日本のシェフの平均年収が395万なのに対し、オーストラリアの平均年収は$62,500($1=93円の場合、約585万円)です。
もちろんオーストラリアは日本より物価が高いため、その点を考慮する必要があります。
オーストラリアの中でも物価の高い、シドニーの平均生活費は$1,453/月ほど。シェアハウスの一人部屋またはアパートを2人でシェアした場合の家賃は$800-$1,200/月なので、家賃と生活費を合計した月の出費は$2,653程度となります。

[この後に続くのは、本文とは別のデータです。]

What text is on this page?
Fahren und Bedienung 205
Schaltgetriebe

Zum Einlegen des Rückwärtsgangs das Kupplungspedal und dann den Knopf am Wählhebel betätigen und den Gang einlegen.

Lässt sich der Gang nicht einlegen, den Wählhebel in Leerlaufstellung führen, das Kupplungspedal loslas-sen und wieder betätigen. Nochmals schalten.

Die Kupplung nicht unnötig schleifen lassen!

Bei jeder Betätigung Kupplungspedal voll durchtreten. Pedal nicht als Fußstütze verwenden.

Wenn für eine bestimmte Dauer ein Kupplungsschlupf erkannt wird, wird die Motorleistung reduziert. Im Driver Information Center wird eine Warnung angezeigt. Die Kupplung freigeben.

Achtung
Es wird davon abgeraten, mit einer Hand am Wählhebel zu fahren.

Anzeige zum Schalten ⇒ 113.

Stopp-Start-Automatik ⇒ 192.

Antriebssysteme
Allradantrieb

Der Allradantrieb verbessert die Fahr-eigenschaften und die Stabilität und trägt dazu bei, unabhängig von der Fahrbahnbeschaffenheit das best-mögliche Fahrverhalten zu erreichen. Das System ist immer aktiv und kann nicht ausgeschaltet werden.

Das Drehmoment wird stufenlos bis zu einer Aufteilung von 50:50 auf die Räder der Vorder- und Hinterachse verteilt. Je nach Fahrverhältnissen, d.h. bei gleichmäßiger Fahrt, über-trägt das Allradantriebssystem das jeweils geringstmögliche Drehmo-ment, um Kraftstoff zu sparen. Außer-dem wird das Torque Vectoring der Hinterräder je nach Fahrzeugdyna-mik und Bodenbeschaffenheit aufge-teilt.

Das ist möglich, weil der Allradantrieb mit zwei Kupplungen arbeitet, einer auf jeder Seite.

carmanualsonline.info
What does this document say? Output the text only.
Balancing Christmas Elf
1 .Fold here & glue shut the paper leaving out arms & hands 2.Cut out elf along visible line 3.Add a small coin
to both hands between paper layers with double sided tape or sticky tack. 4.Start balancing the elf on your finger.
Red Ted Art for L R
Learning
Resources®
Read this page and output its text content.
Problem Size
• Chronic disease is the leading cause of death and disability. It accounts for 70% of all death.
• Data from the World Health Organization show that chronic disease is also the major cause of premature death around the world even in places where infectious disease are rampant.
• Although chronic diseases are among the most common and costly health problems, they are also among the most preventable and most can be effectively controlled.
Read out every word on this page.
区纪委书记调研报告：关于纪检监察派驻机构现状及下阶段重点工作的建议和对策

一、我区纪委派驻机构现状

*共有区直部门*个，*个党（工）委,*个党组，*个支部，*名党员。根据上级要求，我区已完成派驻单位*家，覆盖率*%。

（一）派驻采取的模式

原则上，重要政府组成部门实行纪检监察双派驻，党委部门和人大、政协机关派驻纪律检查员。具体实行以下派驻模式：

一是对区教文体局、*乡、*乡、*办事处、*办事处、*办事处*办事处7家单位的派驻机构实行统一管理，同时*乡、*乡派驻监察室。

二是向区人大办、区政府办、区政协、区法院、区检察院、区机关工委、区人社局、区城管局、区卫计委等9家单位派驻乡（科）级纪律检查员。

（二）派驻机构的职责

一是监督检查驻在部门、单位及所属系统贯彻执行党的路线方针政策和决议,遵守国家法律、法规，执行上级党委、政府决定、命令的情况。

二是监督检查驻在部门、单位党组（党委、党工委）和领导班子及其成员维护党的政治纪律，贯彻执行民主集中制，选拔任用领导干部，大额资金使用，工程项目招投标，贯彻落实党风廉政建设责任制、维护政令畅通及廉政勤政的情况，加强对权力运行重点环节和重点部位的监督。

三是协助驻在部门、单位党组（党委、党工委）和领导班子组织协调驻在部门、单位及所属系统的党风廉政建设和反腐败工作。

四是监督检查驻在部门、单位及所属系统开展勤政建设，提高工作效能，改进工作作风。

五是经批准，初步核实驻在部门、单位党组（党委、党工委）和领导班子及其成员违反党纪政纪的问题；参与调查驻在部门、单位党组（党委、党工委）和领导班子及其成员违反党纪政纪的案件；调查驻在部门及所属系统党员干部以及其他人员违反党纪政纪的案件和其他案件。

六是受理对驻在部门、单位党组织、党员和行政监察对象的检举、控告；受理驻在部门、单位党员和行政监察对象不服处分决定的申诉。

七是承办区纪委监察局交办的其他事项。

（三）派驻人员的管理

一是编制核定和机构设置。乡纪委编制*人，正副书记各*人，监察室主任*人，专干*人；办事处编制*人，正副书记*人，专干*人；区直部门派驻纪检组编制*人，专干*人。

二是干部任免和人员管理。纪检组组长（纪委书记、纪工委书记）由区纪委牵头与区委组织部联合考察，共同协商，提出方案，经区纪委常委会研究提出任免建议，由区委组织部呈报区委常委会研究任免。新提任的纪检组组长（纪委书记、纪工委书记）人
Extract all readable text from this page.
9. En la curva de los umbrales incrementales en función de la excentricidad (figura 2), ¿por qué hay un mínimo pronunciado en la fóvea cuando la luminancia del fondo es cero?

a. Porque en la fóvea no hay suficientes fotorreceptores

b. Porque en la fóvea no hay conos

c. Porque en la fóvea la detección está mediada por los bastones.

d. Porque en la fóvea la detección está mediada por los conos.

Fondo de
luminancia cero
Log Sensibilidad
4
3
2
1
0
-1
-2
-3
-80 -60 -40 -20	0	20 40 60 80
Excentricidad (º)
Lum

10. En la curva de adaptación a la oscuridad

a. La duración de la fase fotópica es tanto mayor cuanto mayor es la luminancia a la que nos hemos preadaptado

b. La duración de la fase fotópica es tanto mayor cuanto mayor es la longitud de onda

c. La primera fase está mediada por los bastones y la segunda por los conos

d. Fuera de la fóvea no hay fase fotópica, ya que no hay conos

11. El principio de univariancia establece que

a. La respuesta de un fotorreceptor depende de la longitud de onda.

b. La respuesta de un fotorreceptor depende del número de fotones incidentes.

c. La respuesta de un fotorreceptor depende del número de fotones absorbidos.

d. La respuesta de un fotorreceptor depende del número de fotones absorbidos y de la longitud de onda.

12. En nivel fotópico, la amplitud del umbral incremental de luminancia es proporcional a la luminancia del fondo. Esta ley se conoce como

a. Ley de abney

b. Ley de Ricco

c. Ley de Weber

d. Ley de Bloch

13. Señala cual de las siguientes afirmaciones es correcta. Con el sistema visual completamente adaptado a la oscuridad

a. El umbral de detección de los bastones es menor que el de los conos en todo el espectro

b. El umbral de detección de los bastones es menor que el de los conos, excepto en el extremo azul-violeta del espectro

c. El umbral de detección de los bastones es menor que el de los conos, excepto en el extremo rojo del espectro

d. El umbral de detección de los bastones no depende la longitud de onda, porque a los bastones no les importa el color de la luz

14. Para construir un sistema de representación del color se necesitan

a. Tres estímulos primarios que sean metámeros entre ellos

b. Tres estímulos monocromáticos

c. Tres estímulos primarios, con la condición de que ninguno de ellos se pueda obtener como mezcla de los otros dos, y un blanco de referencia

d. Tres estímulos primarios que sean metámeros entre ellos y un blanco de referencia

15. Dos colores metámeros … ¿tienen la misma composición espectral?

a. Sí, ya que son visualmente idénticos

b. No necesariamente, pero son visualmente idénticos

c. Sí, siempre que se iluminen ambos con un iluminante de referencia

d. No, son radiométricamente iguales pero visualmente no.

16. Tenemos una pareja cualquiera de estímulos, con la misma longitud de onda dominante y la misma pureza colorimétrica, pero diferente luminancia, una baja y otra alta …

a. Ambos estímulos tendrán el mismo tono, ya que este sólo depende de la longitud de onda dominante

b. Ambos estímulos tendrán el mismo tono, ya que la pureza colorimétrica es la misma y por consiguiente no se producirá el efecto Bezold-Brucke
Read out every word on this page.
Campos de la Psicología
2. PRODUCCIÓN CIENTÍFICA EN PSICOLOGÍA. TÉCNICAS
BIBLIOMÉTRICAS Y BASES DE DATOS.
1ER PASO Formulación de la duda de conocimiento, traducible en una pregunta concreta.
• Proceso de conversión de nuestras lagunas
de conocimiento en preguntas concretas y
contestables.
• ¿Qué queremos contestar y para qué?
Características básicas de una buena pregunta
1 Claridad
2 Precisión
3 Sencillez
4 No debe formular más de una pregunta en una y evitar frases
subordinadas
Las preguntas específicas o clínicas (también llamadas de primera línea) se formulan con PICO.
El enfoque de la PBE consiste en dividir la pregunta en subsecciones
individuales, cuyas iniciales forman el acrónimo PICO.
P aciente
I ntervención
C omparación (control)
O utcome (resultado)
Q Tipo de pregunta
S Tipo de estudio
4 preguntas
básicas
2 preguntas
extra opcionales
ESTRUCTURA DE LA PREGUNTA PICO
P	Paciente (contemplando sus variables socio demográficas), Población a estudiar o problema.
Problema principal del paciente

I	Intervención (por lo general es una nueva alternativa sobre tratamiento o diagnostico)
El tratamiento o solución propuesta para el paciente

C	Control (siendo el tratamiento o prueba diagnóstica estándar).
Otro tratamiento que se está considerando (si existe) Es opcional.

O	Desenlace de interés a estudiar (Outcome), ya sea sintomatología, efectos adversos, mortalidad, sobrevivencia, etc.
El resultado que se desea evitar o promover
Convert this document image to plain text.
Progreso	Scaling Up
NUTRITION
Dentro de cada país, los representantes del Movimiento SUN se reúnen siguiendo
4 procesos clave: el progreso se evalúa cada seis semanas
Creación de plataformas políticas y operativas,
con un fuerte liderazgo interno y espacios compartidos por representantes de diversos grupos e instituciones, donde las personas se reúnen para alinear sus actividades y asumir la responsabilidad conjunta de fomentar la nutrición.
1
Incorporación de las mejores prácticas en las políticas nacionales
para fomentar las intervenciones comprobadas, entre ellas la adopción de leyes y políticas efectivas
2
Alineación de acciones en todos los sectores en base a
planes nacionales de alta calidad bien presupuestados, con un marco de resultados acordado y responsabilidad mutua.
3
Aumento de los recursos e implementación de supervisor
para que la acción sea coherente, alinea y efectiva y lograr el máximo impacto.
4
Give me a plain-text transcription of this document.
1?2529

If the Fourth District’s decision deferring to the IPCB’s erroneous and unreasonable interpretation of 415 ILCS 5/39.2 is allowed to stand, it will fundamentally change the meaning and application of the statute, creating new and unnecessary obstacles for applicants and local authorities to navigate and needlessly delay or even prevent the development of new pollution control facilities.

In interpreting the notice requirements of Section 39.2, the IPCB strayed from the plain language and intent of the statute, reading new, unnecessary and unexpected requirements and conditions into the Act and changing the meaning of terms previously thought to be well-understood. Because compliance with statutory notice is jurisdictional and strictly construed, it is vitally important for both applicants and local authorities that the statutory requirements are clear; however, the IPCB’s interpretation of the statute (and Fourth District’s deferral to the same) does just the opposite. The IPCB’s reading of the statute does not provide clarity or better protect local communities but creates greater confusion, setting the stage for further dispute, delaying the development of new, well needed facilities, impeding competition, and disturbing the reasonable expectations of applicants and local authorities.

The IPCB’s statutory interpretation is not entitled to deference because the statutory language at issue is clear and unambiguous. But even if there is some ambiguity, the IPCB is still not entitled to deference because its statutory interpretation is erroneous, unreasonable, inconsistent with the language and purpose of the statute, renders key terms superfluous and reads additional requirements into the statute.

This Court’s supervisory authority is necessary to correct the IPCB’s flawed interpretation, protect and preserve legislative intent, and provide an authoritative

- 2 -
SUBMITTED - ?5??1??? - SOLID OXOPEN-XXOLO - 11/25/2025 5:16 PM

シェフの平均月収は$5,208なので、手元に残せるお金は十分あると言えます。シェフの給料があれば都市のシドニーでも余裕をもって一人暮らしできるでしょう。
労働時間の違い
労働時間は1日7-8時間程度で、定時になれば帰るという人がほとんど。
少人数で運営しているレストランやカフェの場合は忙しいと残業することもあるようですが、その分はしっかりと加算して払われます。
飲食業に限らず、日本では「始業の15-30分前には出勤する」といったルールがある所も多いですが、オーストラリアでは直前にくる人がほとんど。5分前や時間ぴったりに来ても責められることはありません。
有給や育児休暇もあり、制度はあるけど取得しづらいなんて雰囲気もないため、制度を有効に活用している人が多いです。 サービス業のため、もちろん土日や祝日に働くことはあります。
しかし法律で休日手当が定められており、給料が1.5-2.0倍に増えるなど、そのための手当てもしっかりしています。
職場環境の違い
オーストラリアには年功序列の文化がなく、先輩を敬うという感覚はあまりありません。
より重要視されるのはシェフとしての階級。シェフの階級は見習いシェフからヘッドシェフまであり、資格や経験によって決まります。 年齢に関係なく、スキルを上げれば階級も上がるので、努力次第でどんどん昇進できるのが魅力です。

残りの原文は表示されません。